What happened to Fodor is that his rep as “The Shooting Guy” continued to grow. In addition to his work at a variety of camps and clinics around the globe, he served as a personal shooting instructor for a number of players in the NBA, including Alonzo Mourning. Meanwhile, Spoelstra’s own career was taking off, too. After having started his career as a video coordinator for the Heat in 1995, he was named the organization’s head coach in 2008.
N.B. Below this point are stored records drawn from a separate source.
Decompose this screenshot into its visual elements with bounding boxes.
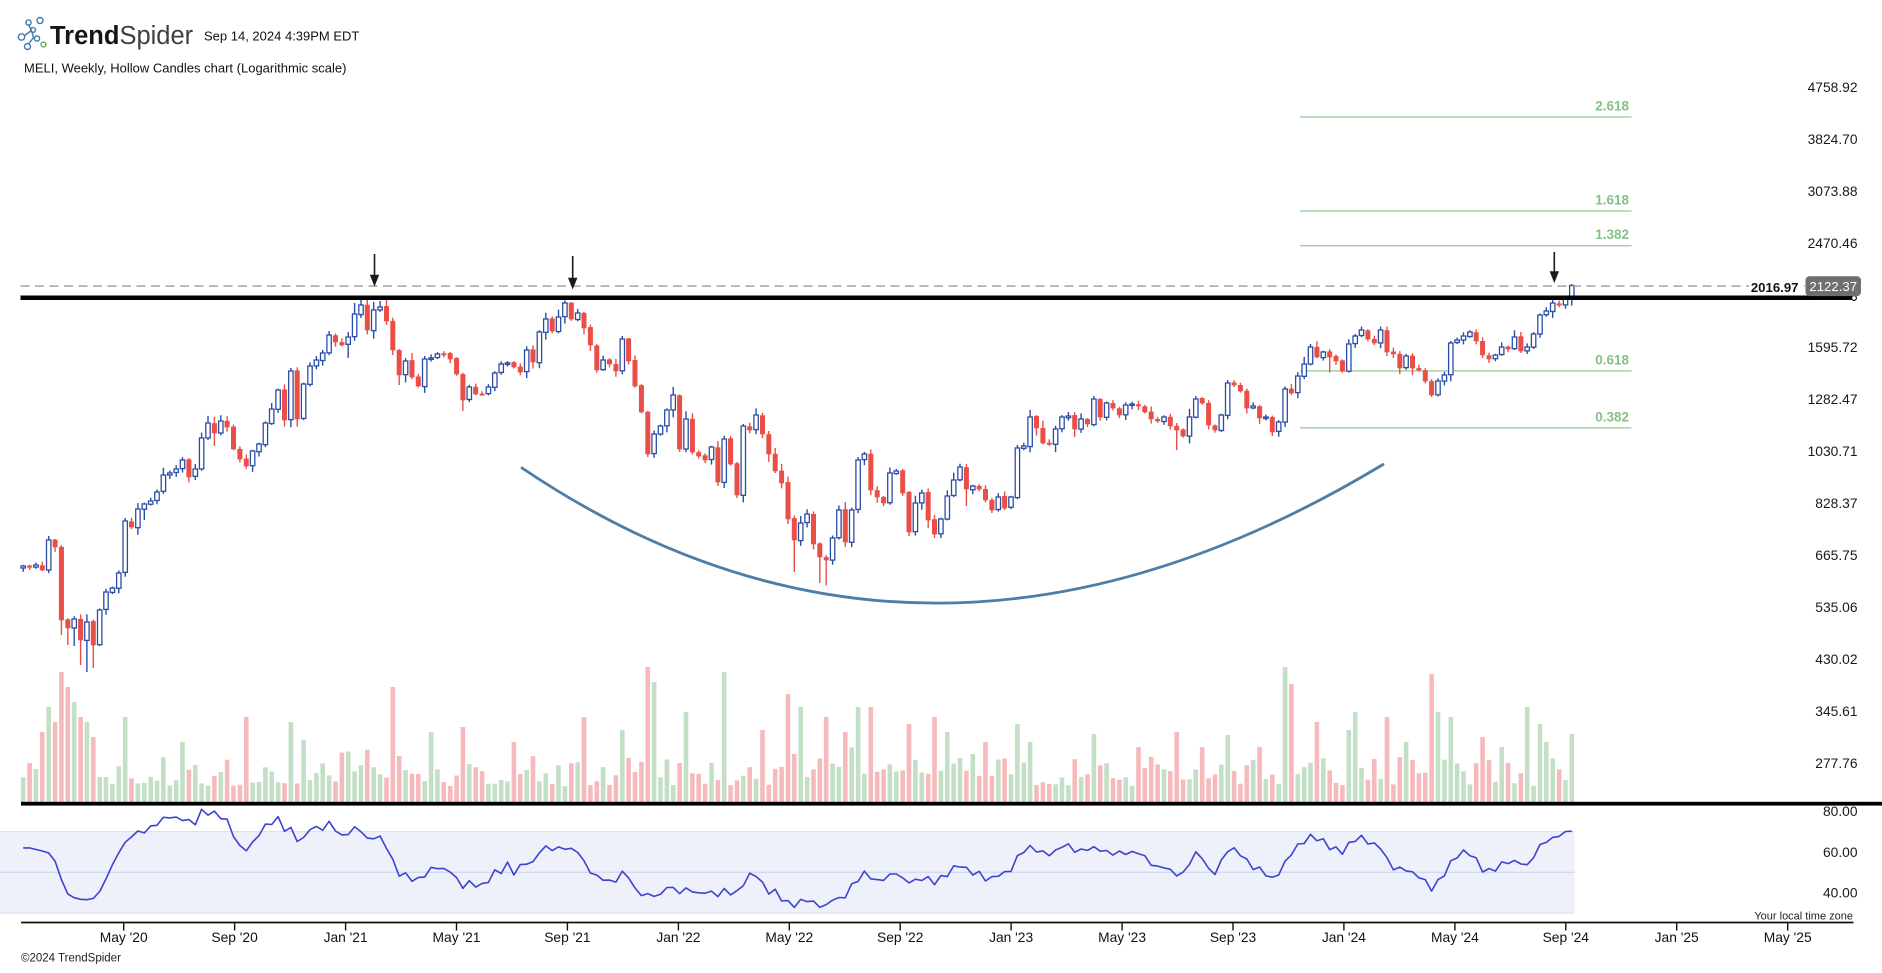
svg-text:828.37: 828.37: [1815, 496, 1857, 511]
svg-text:0.382: 0.382: [1595, 409, 1629, 424]
svg-text:Jan '25: Jan '25: [1655, 930, 1699, 945]
svg-text:Your local time zone: Your local time zone: [1754, 911, 1853, 923]
svg-text:May '24: May '24: [1431, 930, 1479, 945]
svg-text:May '23: May '23: [1098, 930, 1146, 945]
svg-text:40.00: 40.00: [1823, 886, 1858, 901]
svg-text:535.06: 535.06: [1815, 600, 1858, 615]
svg-text:Jan '22: Jan '22: [656, 930, 700, 945]
svg-text:430.02: 430.02: [1815, 652, 1857, 667]
svg-text:Sep 14, 2024 4:39PM EDT: Sep 14, 2024 4:39PM EDT: [204, 29, 359, 44]
svg-text:665.75: 665.75: [1815, 548, 1858, 563]
svg-text:2.618: 2.618: [1595, 98, 1629, 113]
svg-text:1282.47: 1282.47: [1808, 392, 1858, 407]
svg-text:Sep '21: Sep '21: [544, 930, 590, 945]
svg-text:277.76: 277.76: [1815, 756, 1858, 771]
svg-text:80.00: 80.00: [1823, 804, 1858, 819]
svg-text:60.00: 60.00: [1823, 845, 1858, 860]
svg-text:Sep '23: Sep '23: [1210, 930, 1257, 945]
svg-text:345.61: 345.61: [1815, 704, 1857, 719]
svg-text:3824.70: 3824.70: [1808, 132, 1858, 147]
svg-text:May '25: May '25: [1764, 930, 1812, 945]
svg-text:2470.46: 2470.46: [1808, 236, 1858, 251]
svg-text:0.618: 0.618: [1595, 352, 1629, 367]
svg-text:1595.72: 1595.72: [1808, 340, 1858, 355]
svg-text:2122.37: 2122.37: [1809, 279, 1857, 294]
svg-text:Sep '20: Sep '20: [211, 930, 258, 945]
svg-text:4758.92: 4758.92: [1808, 80, 1858, 95]
svg-text:MELI, Weekly, Hollow Candles c: MELI, Weekly, Hollow Candles chart (Loga…: [24, 61, 346, 76]
svg-text:TrendSpider: TrendSpider: [50, 22, 194, 50]
svg-text:Sep '24: Sep '24: [1543, 930, 1590, 945]
svg-text:1.382: 1.382: [1595, 227, 1629, 242]
svg-text:May '22: May '22: [765, 930, 813, 945]
svg-text:Sep '22: Sep '22: [877, 930, 923, 945]
svg-text:Jan '23: Jan '23: [989, 930, 1033, 945]
svg-text:3073.88: 3073.88: [1808, 184, 1858, 199]
svg-text:1.618: 1.618: [1595, 193, 1629, 208]
svg-text:1030.71: 1030.71: [1808, 444, 1858, 459]
svg-text:2016.97: 2016.97: [1751, 280, 1799, 295]
svg-text:©2024 TrendSpider: ©2024 TrendSpider: [21, 953, 121, 965]
svg-text:Jan '21: Jan '21: [324, 930, 368, 945]
svg-text:May '21: May '21: [433, 930, 481, 945]
svg-text:Jan '24: Jan '24: [1322, 930, 1366, 945]
svg-text:May '20: May '20: [100, 930, 148, 945]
As the years went by, basketball took over and golf became more recreational for Fodor. In 2015, he was named as an assistant coach with the WNBA’s Seattle Storm. The following September, in an effort to improve a number of player’s shooting percentages and with the game having pivoted to an emphasis on three-point shooting, Spoelstra made him the team’s first shooting coach.

“As talented as anybody I’ve ever seen in that space, a really unique basketball mind,” Spoelstra told reporters at the time. “I’ve known Rob for going back to when I was an assistant coach working with [former Heat guard] Mike James. That’s how I got to know Rob. And he worked with Mike, and Mike was the player I was in charge of developing, so I had to figure who he was spending his evenings with. And I was really impressed with that work.”

Since bringing Fodor aboard, the Heat have set franchise records for three-point field goals made in each of the last three seasons and last year set a franchise record for points in a season.

But even as the Heat prepare to play in their sixth NBA Finals, golf is never far from Fodor’s mind, or that of his players. If nothing else, it’s a welcome respite from the grind of what has been a three-month lockdown in one city.

And for a moment, Fodor can’t help but think what might have been had basketball not worked out.

“If I could’ve kept playing golf, I was going to try to qualify for the U.S. Senior Open or Senior British Open,” he said. “In my mind, I absolutely would’ve qualified for one of them. I was playing that well.

“But it is it what it is. Here we are playing for an NBA title instead.”